Offer to help when someone is stuck, and the “thank you, you’re awesome!” at the end may be enough to get the positivity-snowball going. Pick them up and they may end up picking you up in return.

Coworkers:

  • Thank you sooo much for training this morning. You were so on top of things. I appreciate knowing I can count on you. ❤
  • Thanks for taking on the review coordination. I don’t know what I’d do without you.
  • Thank you for not reaching through the computer to slap me for scheduling training on Sunday night in the middle of Memorial Day weekend.
  • You are once again my hero for automating that task. The time saved across all of support will be exponential.

Customers:

  • Thank you so much for sticking with me on this. I knew you could get it.
  • Your site looks beautiful. I can see how much you care about the way it’s presented.
  • Thank you for raising your concerns in such a clear manner.
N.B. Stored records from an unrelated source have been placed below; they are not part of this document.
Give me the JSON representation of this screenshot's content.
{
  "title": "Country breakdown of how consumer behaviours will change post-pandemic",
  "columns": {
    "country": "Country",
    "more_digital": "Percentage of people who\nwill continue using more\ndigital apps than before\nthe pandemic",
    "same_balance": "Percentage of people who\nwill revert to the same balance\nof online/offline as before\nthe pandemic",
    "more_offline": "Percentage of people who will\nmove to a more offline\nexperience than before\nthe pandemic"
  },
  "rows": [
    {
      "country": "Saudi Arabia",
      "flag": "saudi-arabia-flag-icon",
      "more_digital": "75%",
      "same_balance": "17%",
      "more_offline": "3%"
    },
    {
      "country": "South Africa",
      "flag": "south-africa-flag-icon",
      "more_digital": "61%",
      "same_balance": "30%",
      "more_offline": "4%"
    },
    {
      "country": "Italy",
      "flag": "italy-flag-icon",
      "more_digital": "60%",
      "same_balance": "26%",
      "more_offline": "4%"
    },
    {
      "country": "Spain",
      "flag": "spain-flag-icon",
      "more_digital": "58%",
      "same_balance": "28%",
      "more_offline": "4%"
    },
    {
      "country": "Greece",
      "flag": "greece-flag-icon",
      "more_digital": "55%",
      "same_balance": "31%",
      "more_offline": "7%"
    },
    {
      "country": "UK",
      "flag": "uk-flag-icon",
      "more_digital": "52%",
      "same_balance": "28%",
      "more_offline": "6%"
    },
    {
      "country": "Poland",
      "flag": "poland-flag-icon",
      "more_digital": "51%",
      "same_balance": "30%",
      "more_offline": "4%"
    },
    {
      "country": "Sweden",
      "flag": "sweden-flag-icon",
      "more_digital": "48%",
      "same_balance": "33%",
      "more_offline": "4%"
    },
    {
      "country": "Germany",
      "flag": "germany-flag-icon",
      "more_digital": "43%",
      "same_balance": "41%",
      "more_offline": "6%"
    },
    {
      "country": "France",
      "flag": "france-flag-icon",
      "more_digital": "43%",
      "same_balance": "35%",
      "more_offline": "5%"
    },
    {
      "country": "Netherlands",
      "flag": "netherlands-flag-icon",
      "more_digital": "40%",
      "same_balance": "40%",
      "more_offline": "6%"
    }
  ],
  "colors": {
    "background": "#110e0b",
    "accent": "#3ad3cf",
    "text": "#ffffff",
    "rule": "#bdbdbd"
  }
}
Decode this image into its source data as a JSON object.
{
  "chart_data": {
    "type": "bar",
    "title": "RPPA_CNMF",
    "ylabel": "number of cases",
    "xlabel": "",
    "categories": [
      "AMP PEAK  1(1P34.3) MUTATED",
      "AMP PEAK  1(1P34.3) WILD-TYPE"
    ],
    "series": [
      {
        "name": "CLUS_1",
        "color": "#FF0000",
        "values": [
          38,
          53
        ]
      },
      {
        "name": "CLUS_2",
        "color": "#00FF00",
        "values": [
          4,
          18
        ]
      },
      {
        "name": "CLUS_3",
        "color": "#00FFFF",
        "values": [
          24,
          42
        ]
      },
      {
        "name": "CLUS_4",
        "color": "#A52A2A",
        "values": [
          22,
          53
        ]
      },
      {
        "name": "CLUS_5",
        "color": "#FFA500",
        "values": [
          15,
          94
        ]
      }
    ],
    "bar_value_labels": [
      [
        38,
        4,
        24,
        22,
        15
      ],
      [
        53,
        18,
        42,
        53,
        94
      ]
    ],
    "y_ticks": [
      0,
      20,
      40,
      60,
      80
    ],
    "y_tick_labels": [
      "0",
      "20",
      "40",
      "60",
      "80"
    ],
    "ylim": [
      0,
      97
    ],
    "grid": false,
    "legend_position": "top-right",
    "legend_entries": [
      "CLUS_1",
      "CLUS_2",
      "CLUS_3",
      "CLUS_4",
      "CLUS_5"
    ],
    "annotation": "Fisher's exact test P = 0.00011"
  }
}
Stop Rushing and Take a Break

Think about the last time you were overwhelmed. Was it because you had too much to do? Were you hurrying to finish it all?

stop. breathe. refocus. take a break.

Eat lunch away from any screen of any kind. Audit your chaos filters and see if you really need notifications on that many platforms. Go away in Slack or put it in separate view/desktop and only respond to @ mentions. Put your phone on vibrate and check it less frequently. Plan your day better to give yourself the time to do the things you wanted to accomplish.

Speak Up When Something’s Wrong

If you’re having trouble solving something on your own, ask for help. Worries are like bug reports, you don’t know how big of a problem something is until everyone starts reporting issues.

Keep a Hug Folder

The president of the last company I worked for had a very prominent yellow folder in a sea of manilla ones on his desk that I asked him about one day. This is back in the day when people still printed things out. 😉

He handed me the happy yellow folder and said “take a look.” Upon opening it, I saw emails addressed to him with highlighted sentences.

Dean, you’re a genius!

Dean, I never thought I’d be smart enough to master this software, but it’s so intuitive and your staff are so helpful I can’t fail.

This latest update read my mind. You fixed everything that was bothering me and added things I didn’t know I couldn’t live without. Thank you!

He told me whenever he was feeling down, he opened the yellow folder to give himself a hug and remind himself of why he was doing it all.

So start tomorrow, make a screenshot of your next #hug and put it in a hug folder. You could set these as random images for your desktop or screensaver. Remind yourself why you do what you do and that you’re helping people.

Admit to Your Mistakes, Learn from Them, Then Move On

If you complete the sentence “I’m having trouble staying positive today, because this last chat/ticket was sooo difficult and I don’t think I worded it as well as I could have,” try going to transcripts to see from coworkers how you could have handled it better. Ask a buddy for some feedback about it.

Admit your mistakes to the customer if you’re leading them down the wrong trail – it makes you more human. It also helps you reset, so it’s not something you dwell on after the chat concluded.

You can even apply the “Fix it Twice” mentality to interactions going sideways. Fix it once for them in the moment, then be deliberate in an after action review to go over what went well and what didn’t. Fix it a second time to prevent the sub-optimal parts from plaguing you in the future.